Suite à une plainte de plusieurs groupes de médias audiovisuels, à savoir Atresmedia, Mediaset, Movistar et Egeda (société représentant les ayant-droits du foot espagnol, de Mediapro et de Movistar Plus+, NDLR) pour violation des droits de la propriété intellectuelle, le juge Santiago Pedraz a décidé, vendredi dernier, de suspendre temporairement Telegram.
Silence radio chez Telegram et les îles Vierges
Dans son ordonnance, le magistrat accordait un délai de 3H aux opérateurs de télécommunications et fournisseurs d’accès à Internet en Espagne pour appliquer cette “suspension temporaire”. Il justifiait sa décision par l’absence de réponse de la part des autorités des îles Vierges britanniques, où est domiciliée la société qui gère l’application de messagerie instantanée.
Les autorités des îles devaient fournir au juge espagnol “certaines données techniques”, qui permettraient “d’identifier les propriétaires” de comptes ou de canaux qui diffusent les vidéos des chaînes de télévisions plaignantes. “Le manque de coopération des autorités des îles Vierges, à qui il est seulement demandé de communiquer avec les responsables de Telegram, signifie que les mesures conservatoires doivent être adoptées”, a-t-il décidé en fin de semaine dernière. Idem chez Telegram: silence radio.
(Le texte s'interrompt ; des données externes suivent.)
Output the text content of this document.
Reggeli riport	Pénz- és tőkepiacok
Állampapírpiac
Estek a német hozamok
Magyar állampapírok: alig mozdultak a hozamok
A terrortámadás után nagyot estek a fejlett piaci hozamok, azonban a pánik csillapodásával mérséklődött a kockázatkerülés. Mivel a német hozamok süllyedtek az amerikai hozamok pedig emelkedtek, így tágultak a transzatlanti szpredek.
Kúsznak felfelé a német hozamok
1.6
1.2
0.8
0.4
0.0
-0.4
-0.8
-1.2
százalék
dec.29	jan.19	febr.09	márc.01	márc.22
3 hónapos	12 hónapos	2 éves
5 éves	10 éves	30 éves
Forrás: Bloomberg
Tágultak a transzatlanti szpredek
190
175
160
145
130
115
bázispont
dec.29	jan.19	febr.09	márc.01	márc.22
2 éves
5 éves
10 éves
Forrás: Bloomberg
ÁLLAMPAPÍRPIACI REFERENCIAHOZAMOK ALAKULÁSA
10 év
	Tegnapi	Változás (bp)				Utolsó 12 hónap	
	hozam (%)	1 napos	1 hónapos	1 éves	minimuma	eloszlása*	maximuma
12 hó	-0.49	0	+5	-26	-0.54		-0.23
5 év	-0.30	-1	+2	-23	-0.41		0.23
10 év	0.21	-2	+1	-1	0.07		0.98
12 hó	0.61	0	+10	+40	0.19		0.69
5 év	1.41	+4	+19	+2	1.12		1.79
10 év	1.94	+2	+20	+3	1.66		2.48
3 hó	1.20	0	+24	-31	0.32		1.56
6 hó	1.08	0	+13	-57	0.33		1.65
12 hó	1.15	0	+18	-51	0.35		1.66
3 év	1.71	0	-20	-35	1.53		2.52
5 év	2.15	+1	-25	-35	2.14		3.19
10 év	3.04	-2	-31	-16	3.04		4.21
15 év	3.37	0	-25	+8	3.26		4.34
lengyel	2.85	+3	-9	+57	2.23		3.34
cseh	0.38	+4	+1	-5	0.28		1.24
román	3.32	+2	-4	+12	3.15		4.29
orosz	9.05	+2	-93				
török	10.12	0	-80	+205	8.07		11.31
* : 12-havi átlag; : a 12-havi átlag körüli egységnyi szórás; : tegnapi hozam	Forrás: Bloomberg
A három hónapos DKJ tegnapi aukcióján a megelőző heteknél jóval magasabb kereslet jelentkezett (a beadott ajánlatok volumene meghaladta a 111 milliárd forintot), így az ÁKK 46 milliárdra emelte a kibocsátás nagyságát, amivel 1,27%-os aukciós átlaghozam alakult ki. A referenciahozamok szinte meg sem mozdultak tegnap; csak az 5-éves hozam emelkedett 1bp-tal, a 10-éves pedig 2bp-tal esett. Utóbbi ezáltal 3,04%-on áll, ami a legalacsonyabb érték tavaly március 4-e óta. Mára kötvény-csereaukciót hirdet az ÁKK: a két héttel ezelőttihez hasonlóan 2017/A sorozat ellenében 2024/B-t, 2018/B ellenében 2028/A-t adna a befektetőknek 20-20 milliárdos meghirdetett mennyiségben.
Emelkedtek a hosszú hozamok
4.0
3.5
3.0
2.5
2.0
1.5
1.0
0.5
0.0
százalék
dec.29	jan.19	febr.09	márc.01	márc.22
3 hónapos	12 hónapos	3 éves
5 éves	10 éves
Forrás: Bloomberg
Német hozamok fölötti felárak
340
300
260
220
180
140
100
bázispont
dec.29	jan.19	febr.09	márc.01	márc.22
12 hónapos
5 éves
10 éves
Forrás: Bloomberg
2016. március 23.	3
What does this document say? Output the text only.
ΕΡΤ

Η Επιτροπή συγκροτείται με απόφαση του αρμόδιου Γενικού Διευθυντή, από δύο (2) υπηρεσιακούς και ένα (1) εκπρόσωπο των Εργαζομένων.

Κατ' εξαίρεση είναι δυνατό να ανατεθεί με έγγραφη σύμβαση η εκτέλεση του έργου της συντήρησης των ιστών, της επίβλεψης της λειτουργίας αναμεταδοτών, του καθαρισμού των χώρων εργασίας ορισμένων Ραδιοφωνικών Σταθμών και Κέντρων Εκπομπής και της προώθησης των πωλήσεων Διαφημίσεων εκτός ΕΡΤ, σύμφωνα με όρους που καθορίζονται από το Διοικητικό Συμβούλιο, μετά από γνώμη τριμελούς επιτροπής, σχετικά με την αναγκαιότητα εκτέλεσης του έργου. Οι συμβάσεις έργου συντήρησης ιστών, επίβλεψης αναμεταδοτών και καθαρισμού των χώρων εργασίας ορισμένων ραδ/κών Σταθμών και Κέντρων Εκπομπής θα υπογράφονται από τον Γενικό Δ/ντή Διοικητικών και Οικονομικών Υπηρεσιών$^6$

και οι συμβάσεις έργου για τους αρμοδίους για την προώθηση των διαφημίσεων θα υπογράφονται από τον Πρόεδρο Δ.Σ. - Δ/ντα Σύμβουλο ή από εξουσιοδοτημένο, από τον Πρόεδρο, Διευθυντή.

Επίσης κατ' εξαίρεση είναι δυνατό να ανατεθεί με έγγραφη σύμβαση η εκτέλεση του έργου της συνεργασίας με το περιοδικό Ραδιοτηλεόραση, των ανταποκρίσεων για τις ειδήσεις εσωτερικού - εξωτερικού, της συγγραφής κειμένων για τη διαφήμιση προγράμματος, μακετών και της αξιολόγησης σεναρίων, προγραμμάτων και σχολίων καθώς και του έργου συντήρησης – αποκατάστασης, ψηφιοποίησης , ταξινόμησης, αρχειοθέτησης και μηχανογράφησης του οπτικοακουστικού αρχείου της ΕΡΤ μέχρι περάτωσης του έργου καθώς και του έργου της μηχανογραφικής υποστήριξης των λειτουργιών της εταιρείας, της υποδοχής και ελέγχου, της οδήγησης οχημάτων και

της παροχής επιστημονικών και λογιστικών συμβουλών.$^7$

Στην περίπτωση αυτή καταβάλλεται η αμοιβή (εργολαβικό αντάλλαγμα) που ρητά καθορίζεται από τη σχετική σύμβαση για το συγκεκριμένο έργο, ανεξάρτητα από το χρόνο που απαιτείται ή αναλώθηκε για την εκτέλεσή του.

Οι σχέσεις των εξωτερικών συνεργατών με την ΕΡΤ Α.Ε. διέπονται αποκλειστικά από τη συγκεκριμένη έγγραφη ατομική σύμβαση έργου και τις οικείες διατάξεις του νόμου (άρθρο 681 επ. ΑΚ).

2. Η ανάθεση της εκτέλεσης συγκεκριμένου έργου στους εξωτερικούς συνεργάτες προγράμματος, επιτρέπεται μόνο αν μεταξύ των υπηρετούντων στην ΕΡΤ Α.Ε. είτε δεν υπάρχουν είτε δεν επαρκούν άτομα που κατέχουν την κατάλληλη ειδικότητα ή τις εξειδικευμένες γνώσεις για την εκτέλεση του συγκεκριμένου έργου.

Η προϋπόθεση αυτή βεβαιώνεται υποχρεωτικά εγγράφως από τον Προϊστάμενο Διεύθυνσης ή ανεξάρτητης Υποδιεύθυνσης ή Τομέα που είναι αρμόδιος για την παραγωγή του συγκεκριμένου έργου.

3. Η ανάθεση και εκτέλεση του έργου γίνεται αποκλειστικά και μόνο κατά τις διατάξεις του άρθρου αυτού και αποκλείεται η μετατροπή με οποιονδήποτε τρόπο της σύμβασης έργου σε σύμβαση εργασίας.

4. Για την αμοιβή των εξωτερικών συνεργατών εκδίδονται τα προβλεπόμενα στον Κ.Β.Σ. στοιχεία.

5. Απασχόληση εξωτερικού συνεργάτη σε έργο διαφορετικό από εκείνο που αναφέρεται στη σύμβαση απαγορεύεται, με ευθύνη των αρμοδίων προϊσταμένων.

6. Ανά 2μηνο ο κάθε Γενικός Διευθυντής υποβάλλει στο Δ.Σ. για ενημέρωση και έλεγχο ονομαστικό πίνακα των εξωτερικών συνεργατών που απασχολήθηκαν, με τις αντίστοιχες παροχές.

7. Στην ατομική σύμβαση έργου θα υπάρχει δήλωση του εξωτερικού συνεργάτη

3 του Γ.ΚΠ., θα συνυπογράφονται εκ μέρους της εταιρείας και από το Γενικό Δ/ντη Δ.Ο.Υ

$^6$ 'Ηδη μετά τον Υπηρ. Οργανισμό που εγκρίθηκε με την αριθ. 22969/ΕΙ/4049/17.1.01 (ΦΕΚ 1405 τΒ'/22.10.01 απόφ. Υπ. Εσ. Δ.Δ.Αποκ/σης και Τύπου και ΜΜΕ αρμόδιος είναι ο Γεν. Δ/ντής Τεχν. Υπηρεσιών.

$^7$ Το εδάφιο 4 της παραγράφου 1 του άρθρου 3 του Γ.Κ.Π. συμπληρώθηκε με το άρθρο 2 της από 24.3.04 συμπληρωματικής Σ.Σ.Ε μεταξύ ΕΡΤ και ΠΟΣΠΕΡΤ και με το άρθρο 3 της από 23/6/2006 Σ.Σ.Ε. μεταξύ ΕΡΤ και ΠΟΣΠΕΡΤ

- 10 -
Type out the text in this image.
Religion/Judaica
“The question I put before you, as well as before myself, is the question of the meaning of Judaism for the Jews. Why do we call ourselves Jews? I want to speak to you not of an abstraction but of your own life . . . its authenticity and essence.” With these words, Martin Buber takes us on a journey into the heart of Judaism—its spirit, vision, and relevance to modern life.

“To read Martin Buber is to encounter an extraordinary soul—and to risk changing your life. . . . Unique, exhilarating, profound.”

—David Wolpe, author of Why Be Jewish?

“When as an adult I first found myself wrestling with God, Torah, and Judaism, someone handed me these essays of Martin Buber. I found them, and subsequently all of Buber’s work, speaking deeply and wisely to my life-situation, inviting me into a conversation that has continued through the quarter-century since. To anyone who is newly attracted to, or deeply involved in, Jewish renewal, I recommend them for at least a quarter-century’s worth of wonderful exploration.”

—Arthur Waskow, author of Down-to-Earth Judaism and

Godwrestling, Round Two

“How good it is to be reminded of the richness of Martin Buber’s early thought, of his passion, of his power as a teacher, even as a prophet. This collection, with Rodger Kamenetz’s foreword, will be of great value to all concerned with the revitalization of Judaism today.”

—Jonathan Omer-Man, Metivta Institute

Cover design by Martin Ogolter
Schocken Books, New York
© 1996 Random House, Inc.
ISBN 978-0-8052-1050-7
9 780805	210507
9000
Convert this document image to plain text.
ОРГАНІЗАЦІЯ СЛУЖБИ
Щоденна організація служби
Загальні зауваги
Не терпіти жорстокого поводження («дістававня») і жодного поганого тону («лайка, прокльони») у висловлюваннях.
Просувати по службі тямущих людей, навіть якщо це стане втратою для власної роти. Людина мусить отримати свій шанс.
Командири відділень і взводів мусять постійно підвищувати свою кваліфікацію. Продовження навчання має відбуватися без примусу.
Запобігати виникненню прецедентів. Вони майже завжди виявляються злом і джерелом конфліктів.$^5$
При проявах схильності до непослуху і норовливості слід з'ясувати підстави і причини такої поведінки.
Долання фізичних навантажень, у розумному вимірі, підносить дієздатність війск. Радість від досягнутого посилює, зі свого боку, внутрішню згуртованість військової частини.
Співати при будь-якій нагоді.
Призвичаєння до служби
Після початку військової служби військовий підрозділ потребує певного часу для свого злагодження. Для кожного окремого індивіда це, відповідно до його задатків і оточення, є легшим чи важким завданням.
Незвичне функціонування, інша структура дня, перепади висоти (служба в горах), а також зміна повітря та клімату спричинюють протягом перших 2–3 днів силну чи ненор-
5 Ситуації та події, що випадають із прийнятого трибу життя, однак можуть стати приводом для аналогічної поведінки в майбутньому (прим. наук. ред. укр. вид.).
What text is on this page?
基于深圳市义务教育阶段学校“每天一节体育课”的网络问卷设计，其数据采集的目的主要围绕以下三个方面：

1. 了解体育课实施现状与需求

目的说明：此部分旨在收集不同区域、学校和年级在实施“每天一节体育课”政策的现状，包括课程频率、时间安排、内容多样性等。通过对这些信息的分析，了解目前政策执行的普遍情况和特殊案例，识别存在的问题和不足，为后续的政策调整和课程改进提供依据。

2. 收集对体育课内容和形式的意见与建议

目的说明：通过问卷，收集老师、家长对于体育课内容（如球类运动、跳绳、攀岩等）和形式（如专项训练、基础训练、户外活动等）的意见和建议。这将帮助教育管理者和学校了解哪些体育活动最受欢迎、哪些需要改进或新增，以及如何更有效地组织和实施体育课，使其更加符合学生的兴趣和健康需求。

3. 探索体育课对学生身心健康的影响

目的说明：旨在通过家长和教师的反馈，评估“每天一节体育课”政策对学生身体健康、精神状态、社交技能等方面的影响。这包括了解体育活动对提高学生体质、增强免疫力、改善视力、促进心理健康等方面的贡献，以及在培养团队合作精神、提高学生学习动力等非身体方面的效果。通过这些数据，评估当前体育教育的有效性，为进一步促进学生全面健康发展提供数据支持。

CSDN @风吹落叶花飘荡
L’application était tout de même accessible le weekend, mais le magistrat de l’Audience nationale a vite été la cible de critiques de la part d’associations de protection de consommateurs. Facua, une de ces ONG, a alerté contre les “énormes dommages” qu’une suspension pourrait provoquer “aux millions d’utilisateurs”. “C'est comme s'ils fermaient Internet parce qu'il y a des sites qui hébergent illégalement des contenus protégés par le droit d'auteur”, estime son secrétaire général, Rubén Sánchez.
Hier, lundi 25 mars, Santiago Pedraz a fait volte-face. Son ordonnance est annulée. Le juge qualifie sa décision de “mesure excessive et non proportionnée”, qui fait fi des conséquences de cette suspension sur les utilisateurs. Dans la foulée, il a chargé le bureau d’information générale de la police de rédiger un rapport sur Telegram. Il est notamment question de l’impact d’une suspension sur les utilisateurs.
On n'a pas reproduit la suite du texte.